Between 2001 and 2005, the country's exports helped reduce the annual inflation rate in the United States by 0.28 percentage points, in the European Union by 0.37 percentage points, and in Japan by 0.65 percentage points, the UNESCAP economic and social survey of Asia and the Pacific, which was released on Wednesday, said.
China is now responsible for about 90 percent of the world's toy exports, 50 percent of its apparel exports and 16 percent of its exports of consumer electronics.
In addition, its purchase of US assets helped reduce US interest rates by about 0.15 percentage points during the period, the survey said.
However, the survey said that China's imports in the energy sector has pushed up world inflation by increasing commodity prices. Its huge demand for oil, for example, contributed to a 22.5-percent increase in the world oil price between 2001 and 2005.
In total, China's imports of energy resources helped boost the annual inflation rate in the US by 0.23 percentage points, in the EU by 0.35 percentage points, and in India by 1.11 percentage points, over the period 2001 to 2005.
The country accounts for 45 percent of the world's cement imports and 20 percent of its aluminium and copper imports.
It is also now ranked as the world's third largest trader, having experienced a sevenfold increase in trade since 1990.
While China's labor-intensive manufacturing processes pose a serious export challenge to countries with similar production methods in the region, the survey said that there remain wide-ranging opportunities for Asian and Pacific countries to export technology-intensive intermediate products to China.
"High and middle-income regional economies have great opportunities to export to China.

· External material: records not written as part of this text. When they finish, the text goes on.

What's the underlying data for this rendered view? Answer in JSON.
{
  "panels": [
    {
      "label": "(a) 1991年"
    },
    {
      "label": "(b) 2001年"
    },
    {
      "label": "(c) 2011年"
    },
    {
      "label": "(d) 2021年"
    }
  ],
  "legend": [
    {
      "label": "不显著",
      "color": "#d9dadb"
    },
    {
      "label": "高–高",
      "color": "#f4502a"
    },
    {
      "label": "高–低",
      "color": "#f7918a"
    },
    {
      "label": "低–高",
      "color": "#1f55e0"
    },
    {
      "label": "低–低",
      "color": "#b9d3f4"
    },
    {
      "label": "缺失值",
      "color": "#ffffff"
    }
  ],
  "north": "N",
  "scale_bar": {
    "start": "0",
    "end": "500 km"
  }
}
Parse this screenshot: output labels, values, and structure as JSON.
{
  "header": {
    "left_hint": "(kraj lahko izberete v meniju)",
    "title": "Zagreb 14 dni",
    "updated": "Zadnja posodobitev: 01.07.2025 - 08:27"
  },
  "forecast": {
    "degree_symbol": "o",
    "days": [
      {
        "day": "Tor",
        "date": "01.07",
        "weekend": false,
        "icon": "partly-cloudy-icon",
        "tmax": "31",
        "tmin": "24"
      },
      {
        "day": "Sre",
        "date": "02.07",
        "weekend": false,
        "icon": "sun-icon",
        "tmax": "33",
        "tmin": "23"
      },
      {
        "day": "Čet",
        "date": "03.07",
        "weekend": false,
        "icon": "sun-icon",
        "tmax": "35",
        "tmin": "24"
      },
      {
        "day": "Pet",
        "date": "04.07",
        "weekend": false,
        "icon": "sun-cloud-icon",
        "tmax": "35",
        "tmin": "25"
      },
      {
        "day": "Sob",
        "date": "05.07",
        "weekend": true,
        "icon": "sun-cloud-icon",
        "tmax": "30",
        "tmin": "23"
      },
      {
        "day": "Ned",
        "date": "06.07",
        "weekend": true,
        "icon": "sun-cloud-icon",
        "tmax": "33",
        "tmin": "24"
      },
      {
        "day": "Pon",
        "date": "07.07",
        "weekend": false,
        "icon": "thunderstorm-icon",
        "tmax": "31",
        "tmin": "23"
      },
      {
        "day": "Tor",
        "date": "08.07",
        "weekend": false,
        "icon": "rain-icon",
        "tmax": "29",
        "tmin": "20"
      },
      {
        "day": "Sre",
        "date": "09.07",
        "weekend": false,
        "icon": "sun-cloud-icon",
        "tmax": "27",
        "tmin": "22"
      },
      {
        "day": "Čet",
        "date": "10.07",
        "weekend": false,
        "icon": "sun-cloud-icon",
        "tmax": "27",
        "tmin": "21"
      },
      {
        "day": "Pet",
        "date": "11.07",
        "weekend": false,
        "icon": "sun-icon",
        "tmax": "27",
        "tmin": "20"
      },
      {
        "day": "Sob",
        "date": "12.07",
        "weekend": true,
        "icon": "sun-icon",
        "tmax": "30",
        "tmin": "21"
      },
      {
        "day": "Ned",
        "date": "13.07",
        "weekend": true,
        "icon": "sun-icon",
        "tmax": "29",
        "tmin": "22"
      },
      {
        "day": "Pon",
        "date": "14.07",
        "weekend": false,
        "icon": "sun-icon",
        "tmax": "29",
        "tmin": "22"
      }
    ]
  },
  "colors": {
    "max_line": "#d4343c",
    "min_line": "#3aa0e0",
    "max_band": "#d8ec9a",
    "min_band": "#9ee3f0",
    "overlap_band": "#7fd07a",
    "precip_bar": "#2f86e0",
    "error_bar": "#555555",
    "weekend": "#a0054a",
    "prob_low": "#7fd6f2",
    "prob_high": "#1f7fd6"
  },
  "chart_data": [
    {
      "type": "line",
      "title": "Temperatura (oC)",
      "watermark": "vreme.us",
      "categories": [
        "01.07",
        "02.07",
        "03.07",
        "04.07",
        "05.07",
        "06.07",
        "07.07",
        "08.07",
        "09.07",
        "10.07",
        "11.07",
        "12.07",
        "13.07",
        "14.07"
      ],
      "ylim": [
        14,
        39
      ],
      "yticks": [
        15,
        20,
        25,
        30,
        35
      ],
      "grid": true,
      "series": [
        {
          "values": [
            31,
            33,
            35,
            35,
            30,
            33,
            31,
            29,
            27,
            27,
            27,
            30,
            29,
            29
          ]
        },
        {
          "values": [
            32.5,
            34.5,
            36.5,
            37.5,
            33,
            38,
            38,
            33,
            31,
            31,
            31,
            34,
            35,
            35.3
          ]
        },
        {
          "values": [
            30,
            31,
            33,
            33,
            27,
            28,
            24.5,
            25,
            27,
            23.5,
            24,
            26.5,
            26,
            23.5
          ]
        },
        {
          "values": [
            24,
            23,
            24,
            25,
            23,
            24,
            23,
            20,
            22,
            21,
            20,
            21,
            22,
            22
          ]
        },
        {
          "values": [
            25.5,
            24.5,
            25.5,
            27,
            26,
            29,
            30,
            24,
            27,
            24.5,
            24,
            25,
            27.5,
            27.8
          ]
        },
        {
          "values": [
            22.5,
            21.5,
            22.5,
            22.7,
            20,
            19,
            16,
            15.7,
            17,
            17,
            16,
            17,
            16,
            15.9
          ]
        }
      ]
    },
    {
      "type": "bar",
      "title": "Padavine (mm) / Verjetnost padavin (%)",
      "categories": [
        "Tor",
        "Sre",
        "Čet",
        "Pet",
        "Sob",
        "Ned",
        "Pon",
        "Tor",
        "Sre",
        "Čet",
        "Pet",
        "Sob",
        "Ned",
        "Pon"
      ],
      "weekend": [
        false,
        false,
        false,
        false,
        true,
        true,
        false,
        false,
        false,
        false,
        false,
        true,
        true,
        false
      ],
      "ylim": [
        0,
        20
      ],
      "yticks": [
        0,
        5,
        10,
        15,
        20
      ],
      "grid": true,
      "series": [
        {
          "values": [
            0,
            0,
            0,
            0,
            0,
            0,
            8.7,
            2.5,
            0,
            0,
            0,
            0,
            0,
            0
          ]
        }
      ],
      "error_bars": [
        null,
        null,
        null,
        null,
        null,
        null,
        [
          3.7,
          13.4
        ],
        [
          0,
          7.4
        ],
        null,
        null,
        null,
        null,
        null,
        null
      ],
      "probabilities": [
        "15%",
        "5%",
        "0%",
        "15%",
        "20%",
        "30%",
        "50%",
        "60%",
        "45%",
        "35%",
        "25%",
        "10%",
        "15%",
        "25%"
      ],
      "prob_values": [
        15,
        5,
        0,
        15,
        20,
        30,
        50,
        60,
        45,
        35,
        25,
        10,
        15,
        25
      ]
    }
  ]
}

The highest overlap is for Japan, the Republic of Korea and Singapore, followed by the middle-income ASEAN economies of Thailand and Malaysia," the survey said.
Based on purchasing power parity, the survey ranked China as the world's second largest economy and estimated its economic growth last year contributed one-third of the world total.
However, the survey said that China'sGDPgrowth might decrease to 9.9 percent this year, with exports and export-based investments being the major driving forces.
However, the further appreciation of the yuan and weak electronic demand would reduce exports, while a tighter domestic policy would slow investment, the survey said.
The survey also warned that China's growth relies excessively on exports and export-related investments, while private consumption had declined to a record low.
Domestic consumption accounted for 60 percent of GDP between 1990 and 1996 and 52 percent in 2005, 27 percent lower than the world average.
To boost these figures, UNESCAP said the central government should encourage people to reduce their precautionary savings by investing more in education, pensions and healthcare. It should also try to increase consumer borrowing.
However, Wang Huijiong, an expert with the development research center under the State Council, said that the country currently lacks a mature fiscal and financial system that would ensure the sound management of consumer borrowing.
He said that bringing personal income in line with GDP growth, especially for people in rural areas, would provide the most effective solution to falling domestic consumption.